- Nvidia provided key updates on its latest chips at CES this week.
- CEO Jensen Huang offered fresh details on Rubin, its latest AI chip platform.
- But Eric Jackson thinks the top takeaway from Huang's talk is about more than just better chips.
Nvidia CEO Jensen Huang kicked off the new year by giving investors some key product updates at CES 2026, drumming up fresh bullishness about the chip titan's business.
At the high-profile industry event, Huang revealed that production has begun on Rubin, its six-chip AI platform and the follow-up to the popular Blackwell architecture.
The talk generated a lot of buzz about the future of AI demand and Nvidia's business outlook, but hedge fund manager Eric Jackson argues that the most important takeaway from the talk is much bigger than innovations in chip tech.

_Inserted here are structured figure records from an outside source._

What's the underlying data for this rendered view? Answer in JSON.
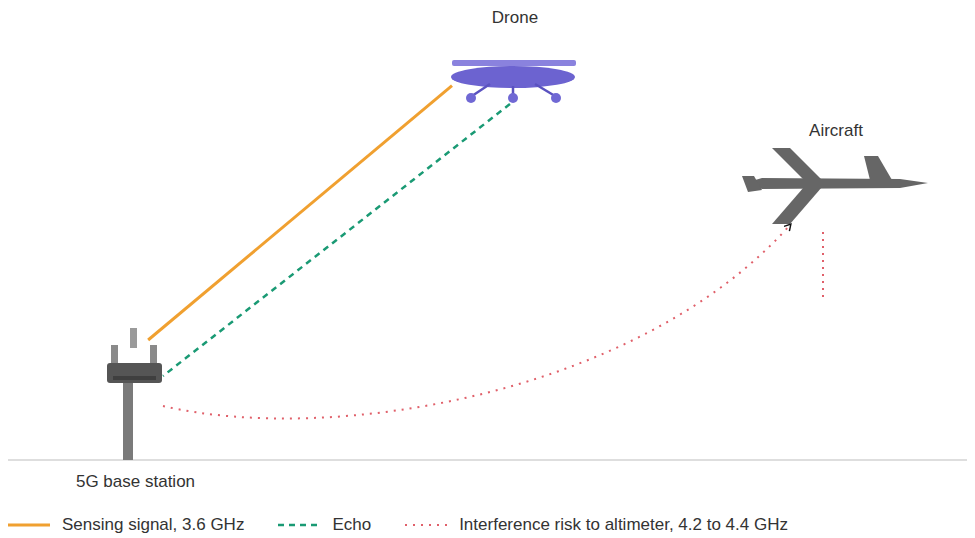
{
  "diagram": {
    "nodes": [
      {
        "text": [
          "Drone"
        ]
      },
      {
        "text": [
          "Aircraft"
        ]
      },
      {
        "text": [
          "5G base station"
        ]
      }
    ],
    "edges": [
      {
        "from": 2,
        "to": 0,
        "arrow": "none"
      },
      {
        "from": 0,
        "to": 2,
        "arrow": "none"
      },
      {
        "from": 2,
        "to": 1,
        "arrow": "to"
      }
    ],
    "legend": [
      {
        "text": "Sensing signal, 3.6 GHz"
      },
      {
        "text": "Echo"
      },
      {
        "text": "Interference risk to altimeter, 4.2 to 4.4 GHz"
      }
    ]
  }
}
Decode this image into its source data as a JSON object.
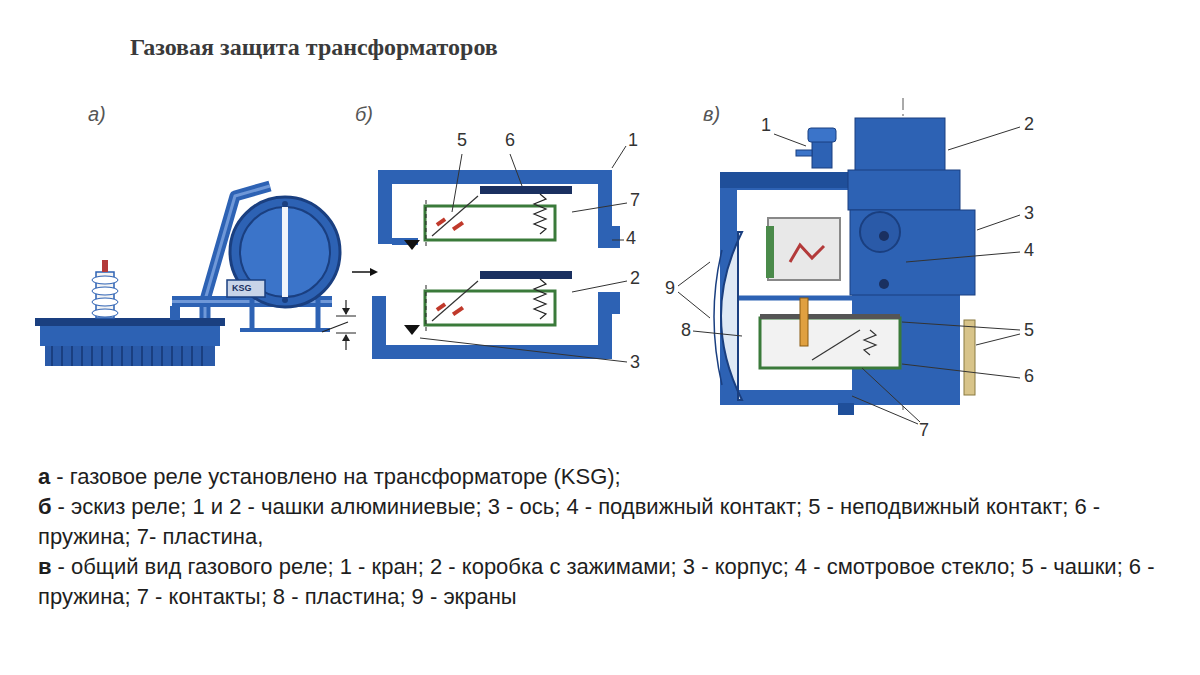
{
  "diagram": {
    "title": "Газовая защита трансформаторов",
    "labels": [
      "а)",
      "KSG",
      "б)",
      "5",
      "6",
      "1",
      "7",
      "4",
      "2",
      "3",
      "в)",
      "1",
      "2",
      "3",
      "4",
      "9",
      "8",
      "5",
      "6",
      "7",
      "а",
      "- газовое реле установлено на трансформаторе (KSG);",
      "б",
      "- эскиз реле; 1 и 2 - чашки алюминиевые; 3 - ось; 4 - подвижный контакт; 5 - неподвижный контакт; 6 - пружина; 7- пластина,",
      "в",
      "- общий вид газового реле; 1 - кран; 2 - коробка с зажимами; 3 - корпус; 4 - смотровое стекло; 5 - чашки; 6 - пружина; 7 - контакты; 8 - пластина; 9 - экраны"
    ]
  }
}
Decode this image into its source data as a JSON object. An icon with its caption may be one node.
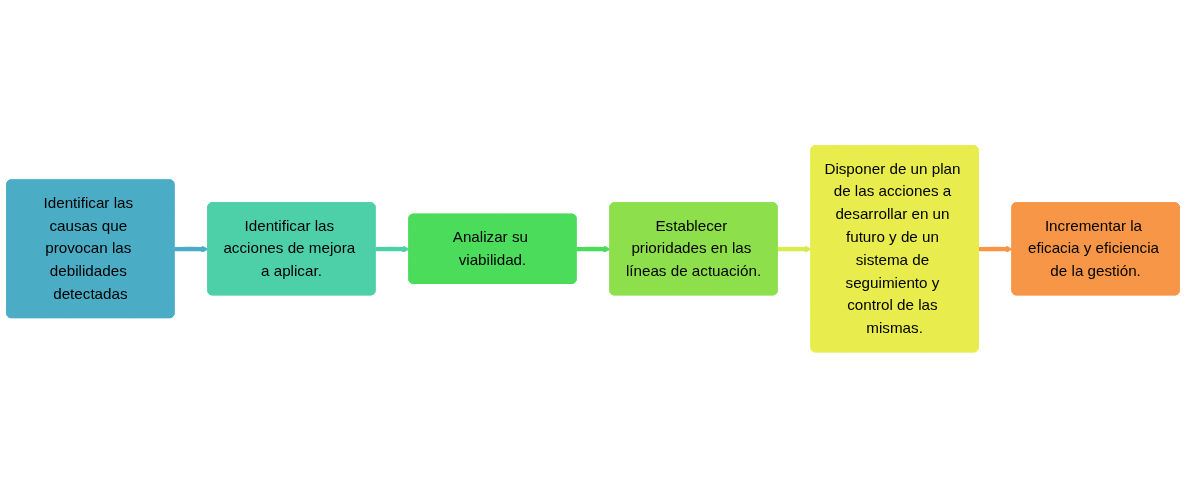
{
  "diagram": {
    "nodes": [
      {
        "text": [
          "Identificar las causas que provocan las debilidades detectadas"
        ]
      },
      {
        "text": [
          "Identificar las acciones de mejora a aplicar."
        ]
      },
      {
        "text": [
          "Analizar su viabilidad."
        ]
      },
      {
        "text": [
          "Establecer prioridades en las líneas de actuación."
        ]
      },
      {
        "text": [
          "Disponer de un plan de las acciones a desarrollar en un futuro y de un sistema de seguimiento y control de las mismas."
        ]
      },
      {
        "text": [
          "Incrementar la eficacia y eficiencia de la gestión."
        ]
      }
    ],
    "edges": [
      {
        "from": 0,
        "to": 1,
        "arrow": "to",
        "color": "#4bacc6"
      },
      {
        "from": 1,
        "to": 2,
        "arrow": "to",
        "color": "#4dd0a8"
      },
      {
        "from": 2,
        "to": 3,
        "arrow": "to",
        "color": "#4cdc5c"
      },
      {
        "from": 3,
        "to": 4,
        "arrow": "to",
        "color": "#d8ec4c"
      },
      {
        "from": 4,
        "to": 5,
        "arrow": "to",
        "color": "#f79646"
      }
    ]
  }
}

Jackson, who helped spur rallies in several stocks followed by retail traders last year, said that he thinks many investors missed the key takeaway from the event. In his view, the most important thing isn't that faster or more advanced chips are coming; it is that AI is being built as a utility-scale infrastructure designed to operate for decades.
"Most people watched NVIDIA's CES keynote and heard 'faster chips,''" he said. "That wasn't the message. The real takeaway was this: AI factories are now being planned years in advance — at the land, power, and shell level."

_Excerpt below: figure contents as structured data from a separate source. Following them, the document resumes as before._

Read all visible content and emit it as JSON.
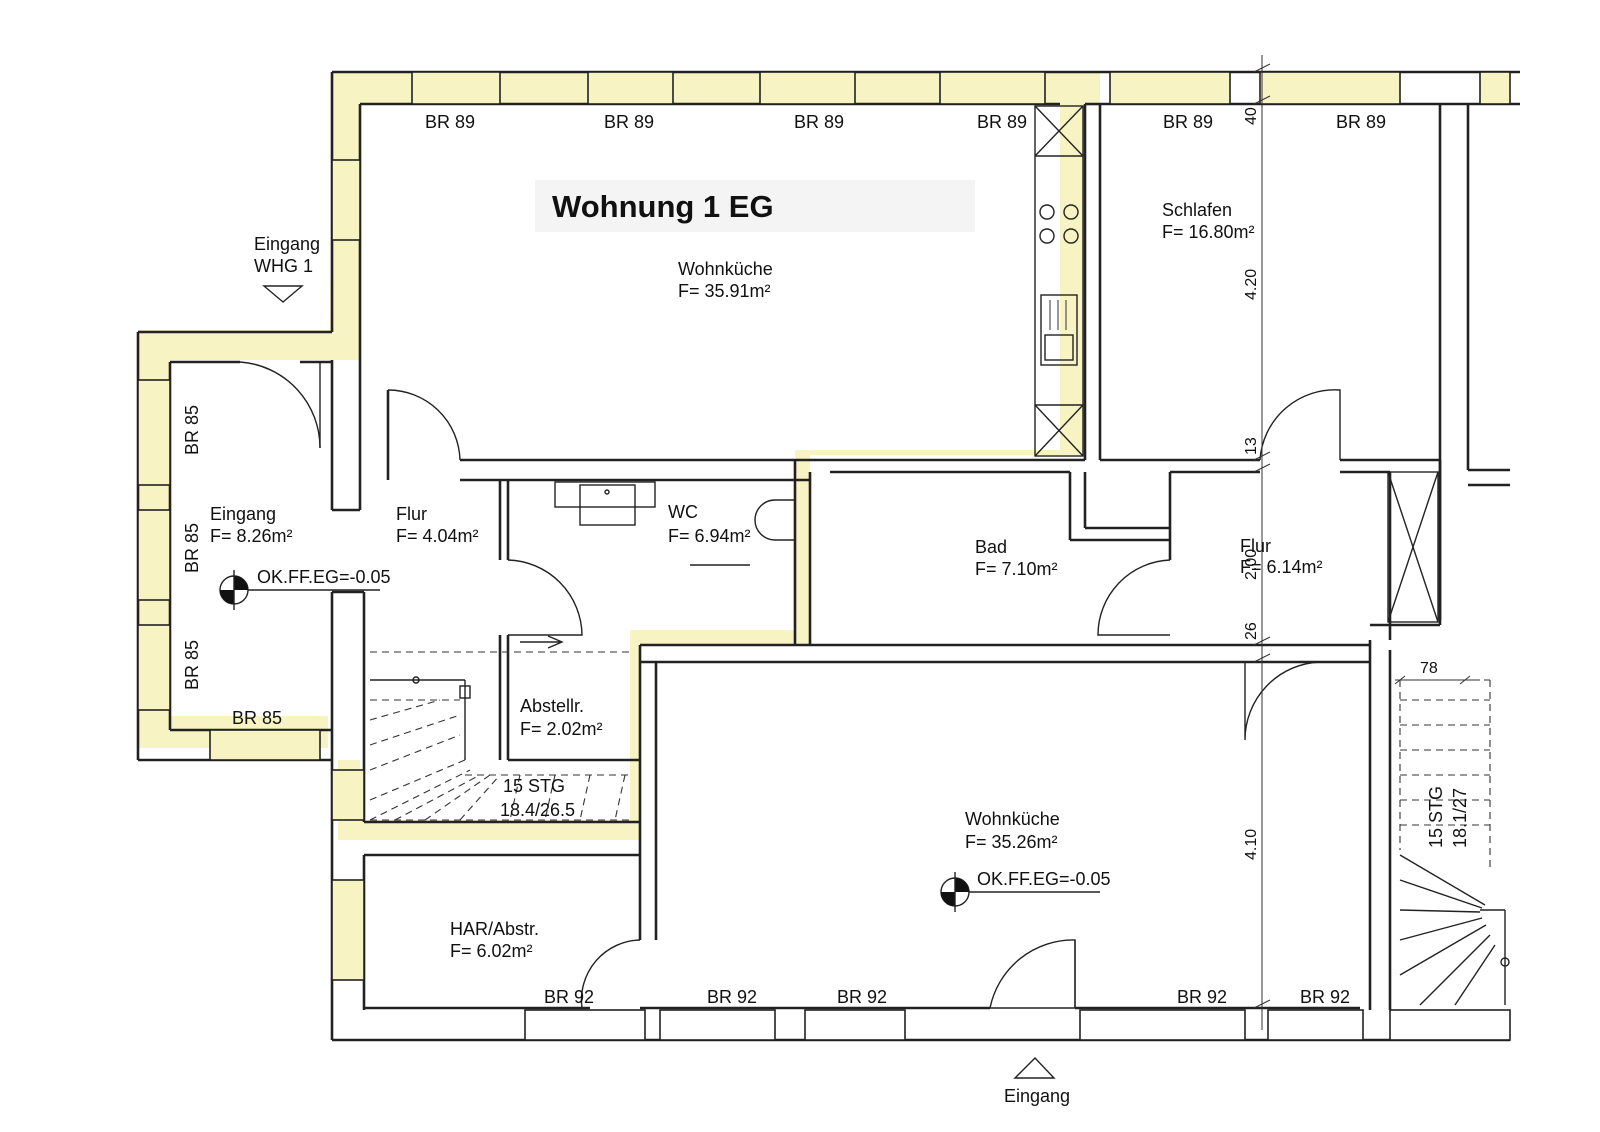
{
  "title": "Wohnung 1 EG",
  "rooms": {
    "wohnkueche_top": {
      "name": "Wohnküche",
      "area": "F= 35.91m²"
    },
    "schlafen": {
      "name": "Schlafen",
      "area": "F= 16.80m²"
    },
    "eingang": {
      "name": "Eingang",
      "area": "F= 8.26m²"
    },
    "flur_left": {
      "name": "Flur",
      "area": "F= 4.04m²"
    },
    "wc": {
      "name": "WC",
      "area": "F= 6.94m²"
    },
    "bad": {
      "name": "Bad",
      "area": "F= 7.10m²"
    },
    "flur_right": {
      "name": "Flur",
      "area": "F= 6.14m²"
    },
    "abstellr": {
      "name": "Abstellr.",
      "area": "F= 2.02m²"
    },
    "wohnkueche_bottom": {
      "name": "Wohnküche",
      "area": "F= 35.26m²"
    },
    "har": {
      "name": "HAR/Abstr.",
      "area": "F= 6.02m²"
    }
  },
  "entrances": {
    "whg_line1": "Eingang",
    "whg_line2": "WHG 1",
    "main": "Eingang"
  },
  "levels": {
    "left": "OK.FF.EG=-0.05",
    "right": "OK.FF.EG=-0.05"
  },
  "windows": {
    "br89": "BR 89",
    "br85": "BR 85",
    "br92": "BR 92"
  },
  "stairs": {
    "main_count": "15 STG",
    "main_ratio": "18.4/26.5",
    "right_count": "15 STG",
    "right_ratio": "18.1/27"
  },
  "dimensions": {
    "d40": "40",
    "d420": "4.20",
    "d13": "13",
    "d200": "2.00",
    "d26": "26",
    "d410": "4.10",
    "d78": "78"
  }
}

In short, he thinks these statements mean that AI is being treated like electricity or telecom networks, a technology that will serve as a fundamental part of everyday life.
"The CES + JPM conversations made it clear: AI factories are being planned like utilities — not experiments," Jackson noted. "That changes the slope."

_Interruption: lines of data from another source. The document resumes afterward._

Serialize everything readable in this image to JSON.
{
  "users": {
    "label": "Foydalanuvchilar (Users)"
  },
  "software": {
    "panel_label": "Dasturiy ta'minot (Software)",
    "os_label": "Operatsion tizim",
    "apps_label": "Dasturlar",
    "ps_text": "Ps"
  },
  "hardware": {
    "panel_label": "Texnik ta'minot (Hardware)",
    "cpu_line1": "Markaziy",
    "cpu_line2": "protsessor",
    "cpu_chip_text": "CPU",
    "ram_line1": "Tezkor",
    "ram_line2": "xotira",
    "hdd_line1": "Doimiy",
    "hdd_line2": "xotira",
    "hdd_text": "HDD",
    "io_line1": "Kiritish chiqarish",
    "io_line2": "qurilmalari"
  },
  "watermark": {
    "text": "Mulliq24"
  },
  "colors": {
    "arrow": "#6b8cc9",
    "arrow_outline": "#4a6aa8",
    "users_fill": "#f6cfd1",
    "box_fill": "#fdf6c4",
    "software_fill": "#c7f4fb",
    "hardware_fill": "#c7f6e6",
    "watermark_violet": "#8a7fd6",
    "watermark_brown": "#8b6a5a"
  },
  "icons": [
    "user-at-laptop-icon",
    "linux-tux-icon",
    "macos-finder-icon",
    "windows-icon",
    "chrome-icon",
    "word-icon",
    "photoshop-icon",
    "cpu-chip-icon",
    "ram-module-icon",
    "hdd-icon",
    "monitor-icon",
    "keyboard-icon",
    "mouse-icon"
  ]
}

As he sees it, the shifting industry landscape is poised to create more efficient AI production, which will lead to more demand for it through new use cases.
The investor highlighted the Jevons Paradox, an economic adage that argues that when a resource becomes more efficient to use, people consume it more, not less, despite assumptions. Economist William Stanley Jevons first introduced it in the 19th century to illustrate the growing dependence on coal.
"The market's obsession with 'capex slowing' misses the point," Jackson added. "If inference + agents + long-context workloads are compounding, power becomes monetizable for longer, not shorter."
Jackson added that recent AI market developments are feeding his bullish thesis on small-cap tech stocks like Hut 8, IREN, and Cipher Mining, as all three stand to benefit from an economy increasingly powered by AI.
"Most investors still ask: 'Is AI demand peaking?'" he wrote. "The better question now is: Who can deliver reliable power and uptime as AI becomes permanent?"